ABSTRACT
A variety of polyphenols have been isolated from plants, and their biological activities have been examined. Sudachitin (5,7,4′-trihydroxy-6,8,3′-trimethoxyflavone) is a polymethoxyflavone that is isolated from the peel of Citrus sudachi. Although we previously reported that sudachitin possesses an anti-inflammatory activity, its other biological activities are not yet understood. In this study, we report a novel biological activity of sudachitin, which selectively induced apoptosis in human keratinocyte HaCaT cells. Another polymethoxyflavone, nobiletin (5,6,7,8,3′,4′-hexamethoxyflavone), promoted autophagy but not apoptosis in HaCaT cells. On the other hand, 3′-demethoxysudachitin (5,7,4′-trihydroxy-6,8-dimethoxyflavone) failed to induce apoptosis and autophagy. These results show that three polymethoxyflavones have different effects on apoptosis and autophagy in HaCaT cells. Understanding the structure and biological activity of polymethoxyflavones may lead to the discovery of potential candidates for cancer drug development without significant toxic side effects.

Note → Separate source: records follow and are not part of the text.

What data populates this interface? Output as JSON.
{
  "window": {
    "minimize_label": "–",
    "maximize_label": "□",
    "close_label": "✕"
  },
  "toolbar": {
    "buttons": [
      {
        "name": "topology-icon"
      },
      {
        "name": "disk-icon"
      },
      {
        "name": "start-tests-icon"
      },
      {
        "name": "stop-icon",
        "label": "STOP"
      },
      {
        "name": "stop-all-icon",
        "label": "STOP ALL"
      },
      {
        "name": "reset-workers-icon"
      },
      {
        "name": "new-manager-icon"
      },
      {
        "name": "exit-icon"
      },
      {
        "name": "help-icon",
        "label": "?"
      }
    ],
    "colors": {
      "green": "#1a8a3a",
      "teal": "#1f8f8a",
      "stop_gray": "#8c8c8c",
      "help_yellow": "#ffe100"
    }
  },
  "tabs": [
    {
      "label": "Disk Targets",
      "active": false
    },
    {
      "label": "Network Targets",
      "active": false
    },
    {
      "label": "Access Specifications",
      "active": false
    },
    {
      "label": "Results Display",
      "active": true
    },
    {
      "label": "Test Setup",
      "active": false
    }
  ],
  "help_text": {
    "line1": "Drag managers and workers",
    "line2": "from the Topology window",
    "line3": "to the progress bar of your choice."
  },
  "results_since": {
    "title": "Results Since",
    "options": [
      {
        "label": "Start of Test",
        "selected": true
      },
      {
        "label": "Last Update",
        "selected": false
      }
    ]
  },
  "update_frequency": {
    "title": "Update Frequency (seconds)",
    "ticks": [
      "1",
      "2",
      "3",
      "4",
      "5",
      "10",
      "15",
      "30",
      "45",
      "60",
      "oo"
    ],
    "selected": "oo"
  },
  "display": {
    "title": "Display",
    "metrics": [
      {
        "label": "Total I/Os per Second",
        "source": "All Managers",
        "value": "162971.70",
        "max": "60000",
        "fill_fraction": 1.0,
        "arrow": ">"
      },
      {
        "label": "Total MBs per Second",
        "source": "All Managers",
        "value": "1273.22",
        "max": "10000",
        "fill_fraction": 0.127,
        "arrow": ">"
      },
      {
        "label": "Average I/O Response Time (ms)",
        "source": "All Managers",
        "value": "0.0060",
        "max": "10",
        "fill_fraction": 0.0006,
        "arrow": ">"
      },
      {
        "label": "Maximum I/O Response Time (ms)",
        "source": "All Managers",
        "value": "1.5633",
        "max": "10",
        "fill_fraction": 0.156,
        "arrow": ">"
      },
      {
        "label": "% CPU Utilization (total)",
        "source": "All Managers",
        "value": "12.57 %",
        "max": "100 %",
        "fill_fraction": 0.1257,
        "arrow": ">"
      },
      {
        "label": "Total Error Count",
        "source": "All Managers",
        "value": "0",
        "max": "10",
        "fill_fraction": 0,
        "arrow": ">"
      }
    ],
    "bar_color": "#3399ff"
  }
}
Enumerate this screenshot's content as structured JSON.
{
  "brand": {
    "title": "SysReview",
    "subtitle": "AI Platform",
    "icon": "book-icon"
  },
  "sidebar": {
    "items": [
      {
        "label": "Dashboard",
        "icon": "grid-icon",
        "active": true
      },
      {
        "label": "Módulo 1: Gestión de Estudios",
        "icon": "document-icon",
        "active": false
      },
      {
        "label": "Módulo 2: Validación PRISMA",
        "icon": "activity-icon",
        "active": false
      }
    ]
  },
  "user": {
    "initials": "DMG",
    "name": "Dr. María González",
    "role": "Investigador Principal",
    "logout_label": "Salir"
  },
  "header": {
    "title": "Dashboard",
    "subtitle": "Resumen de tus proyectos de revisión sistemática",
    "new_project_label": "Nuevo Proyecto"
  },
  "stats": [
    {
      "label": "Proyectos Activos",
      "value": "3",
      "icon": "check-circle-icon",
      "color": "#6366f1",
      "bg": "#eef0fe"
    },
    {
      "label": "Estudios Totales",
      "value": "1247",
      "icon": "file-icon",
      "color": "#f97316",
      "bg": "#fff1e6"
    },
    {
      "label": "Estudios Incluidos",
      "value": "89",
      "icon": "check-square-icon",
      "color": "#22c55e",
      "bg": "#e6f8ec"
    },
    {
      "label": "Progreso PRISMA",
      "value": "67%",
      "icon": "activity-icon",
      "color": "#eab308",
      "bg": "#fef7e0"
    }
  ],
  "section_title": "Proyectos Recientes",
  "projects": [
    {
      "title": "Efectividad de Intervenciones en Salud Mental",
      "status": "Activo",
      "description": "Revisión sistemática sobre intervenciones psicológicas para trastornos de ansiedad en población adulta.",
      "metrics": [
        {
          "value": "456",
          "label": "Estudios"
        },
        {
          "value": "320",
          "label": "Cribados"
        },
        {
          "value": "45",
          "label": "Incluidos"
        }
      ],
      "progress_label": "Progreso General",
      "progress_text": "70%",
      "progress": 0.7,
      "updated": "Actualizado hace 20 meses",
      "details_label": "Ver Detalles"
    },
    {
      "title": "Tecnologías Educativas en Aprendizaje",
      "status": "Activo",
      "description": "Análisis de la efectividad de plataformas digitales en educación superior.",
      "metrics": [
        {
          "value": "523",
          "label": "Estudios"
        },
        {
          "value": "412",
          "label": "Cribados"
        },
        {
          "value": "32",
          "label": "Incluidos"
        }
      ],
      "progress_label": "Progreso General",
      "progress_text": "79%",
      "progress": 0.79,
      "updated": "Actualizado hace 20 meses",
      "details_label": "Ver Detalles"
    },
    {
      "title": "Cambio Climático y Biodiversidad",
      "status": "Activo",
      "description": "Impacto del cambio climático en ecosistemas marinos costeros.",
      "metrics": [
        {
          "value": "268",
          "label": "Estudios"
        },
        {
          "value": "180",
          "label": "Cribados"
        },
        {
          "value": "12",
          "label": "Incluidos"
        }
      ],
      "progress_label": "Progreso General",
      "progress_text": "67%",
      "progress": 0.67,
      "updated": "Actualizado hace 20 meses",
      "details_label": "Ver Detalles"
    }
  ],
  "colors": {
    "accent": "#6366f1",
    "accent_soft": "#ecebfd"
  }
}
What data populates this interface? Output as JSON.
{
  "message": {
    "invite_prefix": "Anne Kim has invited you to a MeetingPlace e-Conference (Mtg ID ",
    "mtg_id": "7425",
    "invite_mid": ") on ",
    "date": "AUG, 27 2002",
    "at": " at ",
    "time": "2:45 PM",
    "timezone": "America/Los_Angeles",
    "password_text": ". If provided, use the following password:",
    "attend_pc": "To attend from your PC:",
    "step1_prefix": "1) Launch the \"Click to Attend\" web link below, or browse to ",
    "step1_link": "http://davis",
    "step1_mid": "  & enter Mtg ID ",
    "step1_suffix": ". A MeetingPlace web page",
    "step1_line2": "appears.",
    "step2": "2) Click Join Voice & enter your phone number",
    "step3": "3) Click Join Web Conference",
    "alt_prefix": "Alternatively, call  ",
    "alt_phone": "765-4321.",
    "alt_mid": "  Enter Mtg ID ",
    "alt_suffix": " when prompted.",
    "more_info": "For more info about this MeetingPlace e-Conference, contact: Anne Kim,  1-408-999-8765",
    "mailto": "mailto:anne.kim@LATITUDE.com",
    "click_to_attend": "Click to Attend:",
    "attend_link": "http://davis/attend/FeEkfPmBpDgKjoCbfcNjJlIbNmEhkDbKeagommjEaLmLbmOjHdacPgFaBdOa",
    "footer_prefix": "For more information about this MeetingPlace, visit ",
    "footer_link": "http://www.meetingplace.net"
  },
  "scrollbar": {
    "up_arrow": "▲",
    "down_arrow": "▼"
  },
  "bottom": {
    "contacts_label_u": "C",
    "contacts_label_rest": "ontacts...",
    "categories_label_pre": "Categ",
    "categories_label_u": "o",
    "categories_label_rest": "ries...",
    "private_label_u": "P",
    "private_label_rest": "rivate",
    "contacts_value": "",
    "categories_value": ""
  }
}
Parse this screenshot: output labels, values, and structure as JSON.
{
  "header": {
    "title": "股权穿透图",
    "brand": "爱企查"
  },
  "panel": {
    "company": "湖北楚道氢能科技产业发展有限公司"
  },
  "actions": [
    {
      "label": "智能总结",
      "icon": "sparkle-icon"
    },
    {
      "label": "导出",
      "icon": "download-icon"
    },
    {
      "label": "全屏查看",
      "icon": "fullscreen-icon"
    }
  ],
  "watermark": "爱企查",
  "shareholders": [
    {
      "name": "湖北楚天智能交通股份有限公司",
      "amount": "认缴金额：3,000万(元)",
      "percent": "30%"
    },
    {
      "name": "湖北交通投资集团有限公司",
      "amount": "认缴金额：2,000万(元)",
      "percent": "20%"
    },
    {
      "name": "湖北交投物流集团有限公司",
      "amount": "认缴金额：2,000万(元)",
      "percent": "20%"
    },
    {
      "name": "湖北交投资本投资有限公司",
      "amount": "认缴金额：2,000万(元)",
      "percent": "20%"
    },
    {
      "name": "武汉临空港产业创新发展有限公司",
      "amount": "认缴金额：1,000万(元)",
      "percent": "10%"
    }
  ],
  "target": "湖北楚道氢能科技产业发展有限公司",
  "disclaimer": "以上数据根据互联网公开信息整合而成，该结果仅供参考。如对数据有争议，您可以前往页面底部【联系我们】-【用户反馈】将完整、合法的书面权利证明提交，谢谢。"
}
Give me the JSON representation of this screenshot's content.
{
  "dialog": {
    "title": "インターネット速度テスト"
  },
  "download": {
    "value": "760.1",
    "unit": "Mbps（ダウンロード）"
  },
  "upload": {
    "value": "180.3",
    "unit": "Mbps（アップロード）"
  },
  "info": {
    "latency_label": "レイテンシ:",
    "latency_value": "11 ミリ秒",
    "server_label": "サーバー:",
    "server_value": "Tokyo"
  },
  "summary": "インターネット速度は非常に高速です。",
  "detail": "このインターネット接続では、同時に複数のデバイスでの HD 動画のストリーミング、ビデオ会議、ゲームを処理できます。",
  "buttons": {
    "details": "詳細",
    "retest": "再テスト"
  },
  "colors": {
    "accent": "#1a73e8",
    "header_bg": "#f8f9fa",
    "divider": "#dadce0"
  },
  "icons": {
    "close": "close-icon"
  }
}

Abbreviations: ROS: reactive oxygen species; DMSO: dimethyl sulfoxide; MTT: 3-(4, 5-dimethylthiazol-2yl)-2, 5-diphenyltetrazolium bromide; GAPDH: glyceraldehyde-3-phosphate dehydrogenase; PARP: poly(ADP-ribose) polymerase; PI: propidium iodide; MAPK: mitogen-activated protein kinase.
Graphical Abstract
Three polymethoxyflavones have different effects on apoptosis and autophagy in human keratinocytes.
KEYWORDS:
In multicellular organisms, cell death is an important process that maintains tissue homeostasis and eliminates potentially harmful cells [Citation1]. There are various modalities of cell death, including apoptosis (type I), autophagic cell death (type II), and necrosis (type III) [Citation2]. Apoptosis and autophagic cell death are not completely distinct and are affected by each other [Citation3]. Apoptosis usually functions to maintain homeostasis in cell populations in development and aging [Citation4]. It induces morphological changes, such as cell shrinkage, membrane blebbing, chromatin condensation, and nuclear fragmentation, which are almost triggered by activation of the caspase family of cysteine proteases. Apoptosis also plays a pivotal role in eliminating genetically damaged cells that might progress to cancer. Therefore, there have been many trials to develop new compounds that induce apoptosis. On the other hand, autophagy constitutively occurs at low levels to degrade cytoplasmic components including damaged organelles and long-lived proteins, but it is dramatically induced by stresses, such as nutrient starvation and oxidative stress, to promote cell survival [Citation5,Citation6]. It begins with the formation of autophagosomes, followed by their fusion with lysosomes to produce autolysosomes where the engulfed content is digested by lysosomal hydrolases. Although the overactivation of autophagy may result in autophagic cell death, autophagy dysfunction is associated with a number of diseases, including infection, cancer, and neurodegeneration, suggesting that targeting autophagy may be an attractive therapeutic approach.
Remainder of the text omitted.